Hopper
NVIDIA's data-center GPU architecture launched in 2022, powering the H100 and H200 accelerators that dominate large-scale AI training and inference.
Hopper is NVIDIA's data-center GPU architecture introduced in 2022, best known for the H100 and H200 accelerators that became the default training silicon for frontier LLMs. For local AI builders, Hopper sits a tier above consumer Ada (RTX 4090) and a tier below the newer Blackwell generation announced at GTC 2026.
Architecture Context
Hopper succeeded Ampere (RTX 3090, A100) and brought fourth-generation tensor cores with native FP8 support, a Transformer Engine for mixed-precision attention, and dramatically wider memory bandwidth via HBM3. It is more efficient per watt than Ampere and pairs with NVLink interconnects designed for multi-GPU training clusters rather than single-rig desktops.
Hopper vs Consumer Cards
You will almost never see a Hopper card in a home rig. H100s ship as SXM modules or PCIe cards priced in the tens of thousands and require server chassis, not ATX cases. Builders running local LLMs lean on Ampere (RTX 3090) for cheap 24GB VRAM, Ada (RTX 4090) for the best consumer perf-per-watt, and watch Blackwell consumer trickle-down rather than chasing Hopper. The exception is used-market H100 PCIe cards appearing in prosumer servers, but power, cooling, and driver complexity make them a poor fit for a desk-side build.
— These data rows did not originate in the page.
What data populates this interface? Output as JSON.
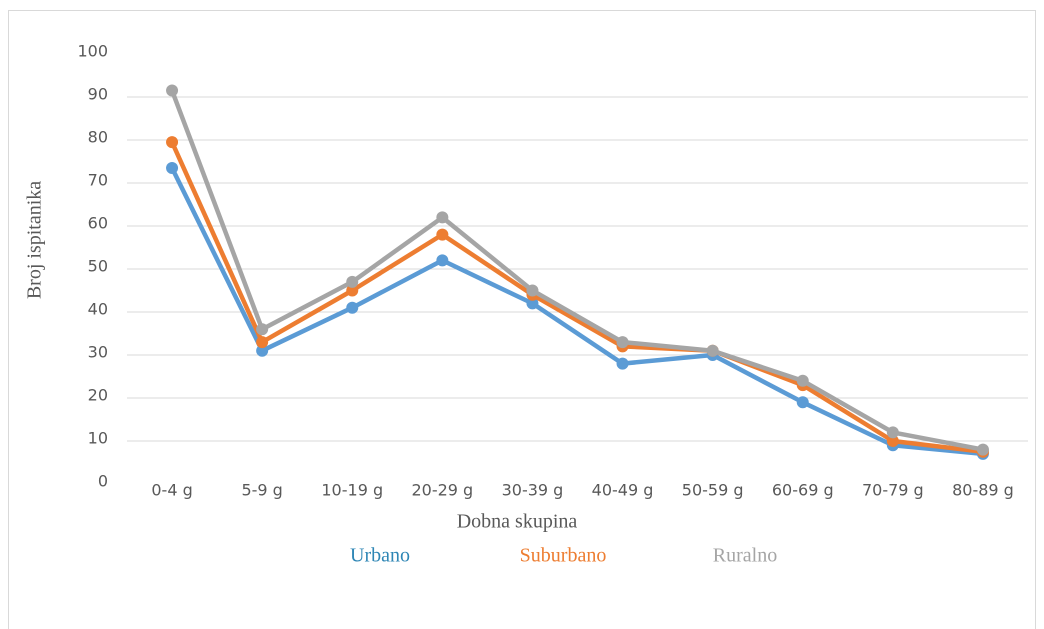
{
  "chart_data": {
    "type": "line",
    "x_label": "Dobna skupina",
    "y_label": "Broj ispitanika",
    "categories": [
      "0-4 g",
      "5-9 g",
      "10-19 g",
      "20-29 g",
      "30-39 g",
      "40-49 g",
      "50-59 g",
      "60-69 g",
      "70-79 g",
      "80-89 g"
    ],
    "series": [
      {
        "name": "Urbano",
        "color": "#5b9bd5",
        "values": [
          73.5,
          31,
          41,
          52,
          42,
          28,
          30,
          19,
          9,
          7
        ]
      },
      {
        "name": "Suburbano",
        "color": "#ed7d31",
        "values": [
          79.5,
          33,
          45,
          58,
          44,
          32,
          31,
          23,
          10,
          7.5
        ]
      },
      {
        "name": "Ruralno",
        "color": "#a5a5a5",
        "values": [
          91.5,
          36,
          47,
          62,
          45,
          33,
          31,
          24,
          12,
          8
        ]
      }
    ],
    "ylim": [
      0,
      100
    ],
    "yticks": [
      0,
      10,
      20,
      30,
      40,
      50,
      60,
      70,
      80,
      90,
      100
    ],
    "grid": true,
    "legend": "bottom"
  }
}
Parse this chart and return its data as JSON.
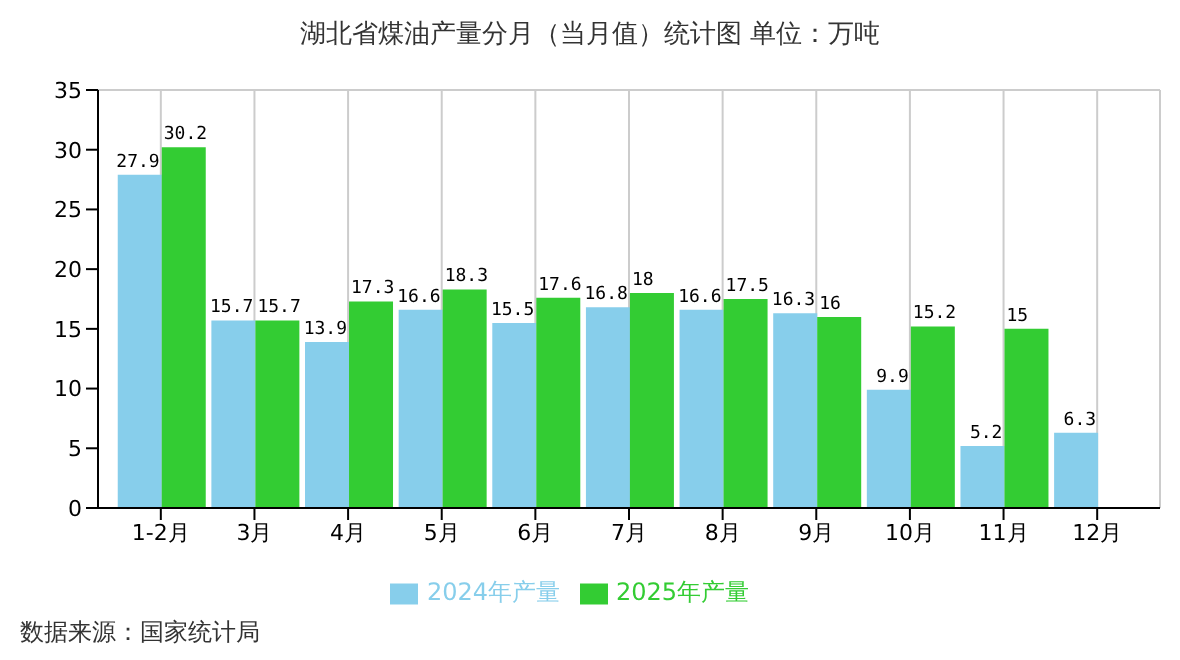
{
  "chart_data": {
    "type": "bar",
    "title": "湖北省煤油产量分月（当月值）统计图 单位：万吨",
    "categories": [
      "1-2月",
      "3月",
      "4月",
      "5月",
      "6月",
      "7月",
      "8月",
      "9月",
      "10月",
      "11月",
      "12月"
    ],
    "series": [
      {
        "name": "2024年产量",
        "color": "#87ceeb",
        "values": [
          27.9,
          15.7,
          13.9,
          16.6,
          15.5,
          16.8,
          16.6,
          16.3,
          9.9,
          5.2,
          6.3
        ]
      },
      {
        "name": "2025年产量",
        "color": "#33cc33",
        "values": [
          30.2,
          15.7,
          17.3,
          18.3,
          17.6,
          18,
          17.5,
          16,
          15.2,
          15,
          null
        ]
      }
    ],
    "ylim": [
      0,
      35
    ],
    "yticks": [
      0,
      5,
      10,
      15,
      20,
      25,
      30,
      35
    ],
    "grid": true,
    "legend": "bottom",
    "data_labels": true,
    "annotations": [
      "数据来源：国家统计局"
    ]
  }
}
Why It Matters for Local AI
Hopper sets the ceiling that consumer cards are measured against — when a model is "trained on H100s," that tells you the FP8 and HBM3 budget the original team had. For your local rig, Hopper matters mostly as context: it explains why frontier models keep getting larger (cluster bandwidth, not a single VRAM budget), and it anchors the price-performance gap that makes 24GB Ampere cards still the sweet spot for running quantized Llama and Qwen variants at home.